Despite the shock loss of Cattle Council of Australia (CCA) as part of the process to develop a “new look” producer body with a direct-elected director model, the implementation committee has now incorporated a company limited by guarantee called Cattle Producers of Australia Limited.
The initial working name of the new body was to be Cattle Australia but it turns out that name was recently claimed by other beef industry interests.
CCA, meanwhile, has vowed to continue stronger and better, with reforms in order to meet calls for greater transparency, accountability and more reflective representation.

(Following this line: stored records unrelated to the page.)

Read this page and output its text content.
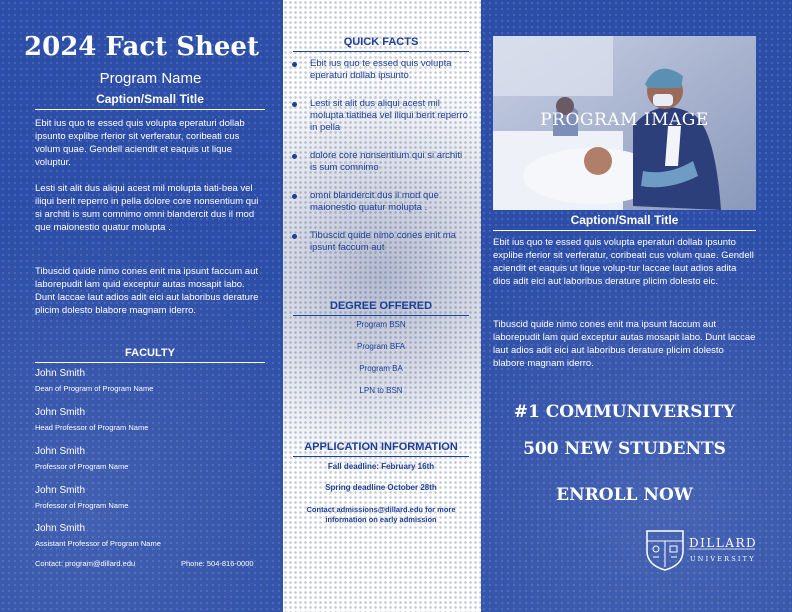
2024 Fact Sheet
Program Name
Caption/Small Title
Ebit ius quo te essed quis volupta eperaturi dollab ipsunto explibe rferior sit verferatur, coribeati cus volum quae. Gendell aciendit et eaquis ut lique voluptur.
Lesti sit alit dus aliqui acest mil molupta tiati-bea vel iliqui berit reperro in pella dolore core nonsentium qui si architi is sum comnimo omni blandercit dus il mod que maionestio quatur molupta .
Tibuscid quide nimo cones enit ma ipsunt faccum aut laborepudit lam quid exceptur autas mosapit labo. Dunt laccae laut adios adit eici aut laboribus derature plicim dolesto blabore magnam iderro.
FACULTY
John Smith
Dean of Program of Program Name
John Smith
Head Professor of Program Name
John Smith
Professor of Program Name
John Smith
Professor of Program Name
John Smith
Assistant Professor of Program Name
Contact: program@dillard.edu	Phone: 504-816-0000
QUICK FACTS
Ebit ius quo te essed quis volupta eperaturi dollab ipsunto
Lesti sit alit dus aliqui acest mil molupta tiatibea vel iliqui berit reperro in pella
dolore core nonsentium qui si architi is sum comnimo
omni blandercit dus il mod que maionestio quatur molupta .
Tibuscid quide nimo cones enit ma ipsunt faccum aut
DEGREE OFFERED
Program BSN
Program BFA
Program BA
LPN to BSN
APPLICATION INFORMATION
Fall deadline: February 16th
Spring deadline October 28th
Contact admissions@dillard.edu for more
information on early admission
PROGRAM IMAGE
Caption/Small Title
Ebit ius quo te essed quis volupta eperaturi dollab ipsunto explibe rferior sit verferatur, coribeati cus volum quae. Gendell aciendit et eaquis ut lique volup-tur laccae laut adios adita dios adit eici aut laboribus derature plicim dolesto eic.
Tibuscid quide nimo cones enit ma ipsunt faccum aut laborepudit lam quid exceptur autas mosapit labo. Dunt laccae laut adios adit eici aut laboribus derature plicim dolesto blabore magnam iderro.
#1 COMMUNIVERSITY
500 NEW STUDENTS
ENROLL NOW
DILLARD
UNIVERSITY
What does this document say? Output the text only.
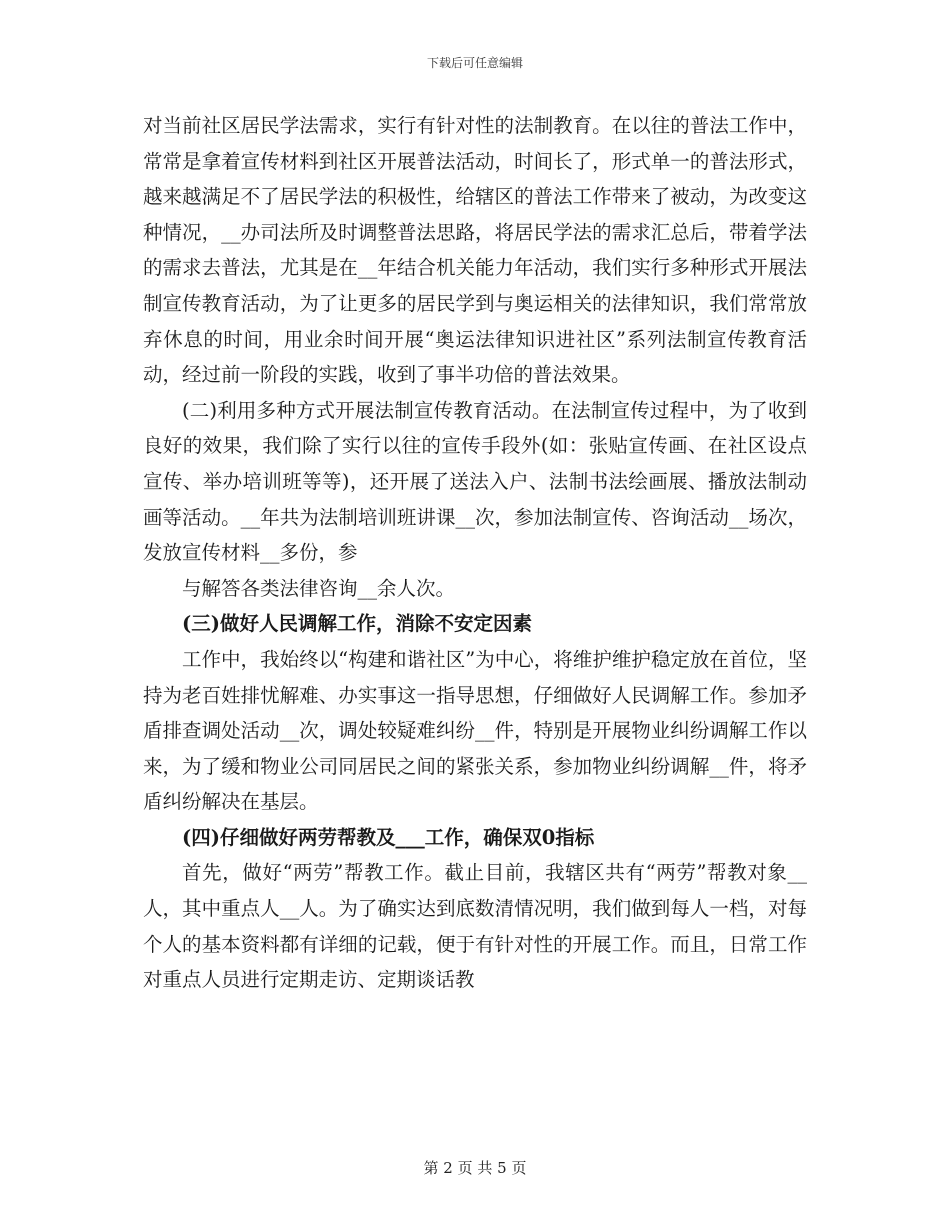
下载后可任意编辑

对当前社区居民学法需求，实行有针对性的法制教育。在以往的普法工作中，常常是拿着宣传材料到社区开展普法活动，时间长了，形式单一的普法形式，越来越满足不了居民学法的积极性，给辖区的普法工作带来了被动，为改变这种情况，__办司法所及时调整普法思路，将居民学法的需求汇总后，带着学法的需求去普法，尤其是在__年结合机关能力年活动，我们实行多种形式开展法制宣传教育活动，为了让更多的居民学到与奥运相关的法律知识，我们常常放弃休息的时间，用业余时间开展“奥运法律知识进社区”系列法制宣传教育活动，经过前一阶段的实践，收到了事半功倍的普法效果。

(二)利用多种方式开展法制宣传教育活动。在法制宣传过程中，为了收到良好的效果，我们除了实行以往的宣传手段外(如：张贴宣传画、在社区设点宣传、举办培训班等等)，还开展了送法入户、法制书法绘画展、播放法制动画等活动。__年共为法制培训班讲课__次，参加法制宣传、咨询活动__场次，发放宣传材料__多份，参

与解答各类法律咨询__余人次。

(三)做好人民调解工作，消除不安定因素

工作中，我始终以“构建和谐社区”为中心，将维护维护稳定放在首位，坚持为老百姓排忧解难、办实事这一指导思想，仔细做好人民调解工作。参加矛盾排查调处活动__次，调处较疑难纠纷__件，特别是开展物业纠纷调解工作以来，为了缓和物业公司同居民之间的紧张关系，参加物业纠纷调解__件，将矛盾纠纷解决在基层。

(四)仔细做好两劳帮教及___工作，确保双0指标

首先，做好“两劳”帮教工作。截止目前，我辖区共有“两劳”帮教对象__人，其中重点人__人。为了确实达到底数清情况明，我们做到每人一档，对每个人的基本资料都有详细的记载，便于有针对性的开展工作。而且，日常工作对重点人员进行定期走访、定期谈话教

第 2 页 共 5 页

The implementation committee, set up at the behest of former Agriculture Minister Barnaby Joyce in 2015 and endorsed by the findings of two senate inquiries, is made up of members of several smaller breakaway producer representative groups that have long agitated about the need for CCA to either be significantly reformed or abolished.
Chair of the implementation committee Paul Wright said the new structure would give all grassfed cattle transaction levy payers the opportunity to both vote for and nominate candidates for the board of the new representative body and all grass fed transaction levy payers would be entitled to nominate for election to the board.
“In the immediate future the implementation committee will convene a facilitated workshop in Brisbane to develop a draft constitution for Cattle Producers Australia which reflects these aims,” he said.
A logo and website for the new organisation is also currently under development and the business and finance plan being finalised.
”Cattle Council of Australia (CCA) was a valued and active participant in the process of establishing Cattle Producers Australia Limited until its recent and regrettable withdrawal from the implementation committee under instruction from state farming organisations and I thank them for their contributions to that process,” Mr Wright said.
The implementation committee also has plans in the pipeline to meet with the government and other relevant stakeholders to discuss the resignation of CCA and the finance plan.
Many beef producers believe the finance plan will be the hurdle.
Indeed, CCA is adamant it still supports the type of producer lobby body this process was advocating – it just believes the best road there is via a restructure of what currently exists.
"The reality is after three years we no longer believed the committee tasked with designing the new structure had the ability to deliver, not because of a lack of will, but because of a lack of long term sustainable funding,” CCA’s chief executive officer Margo Andrae said.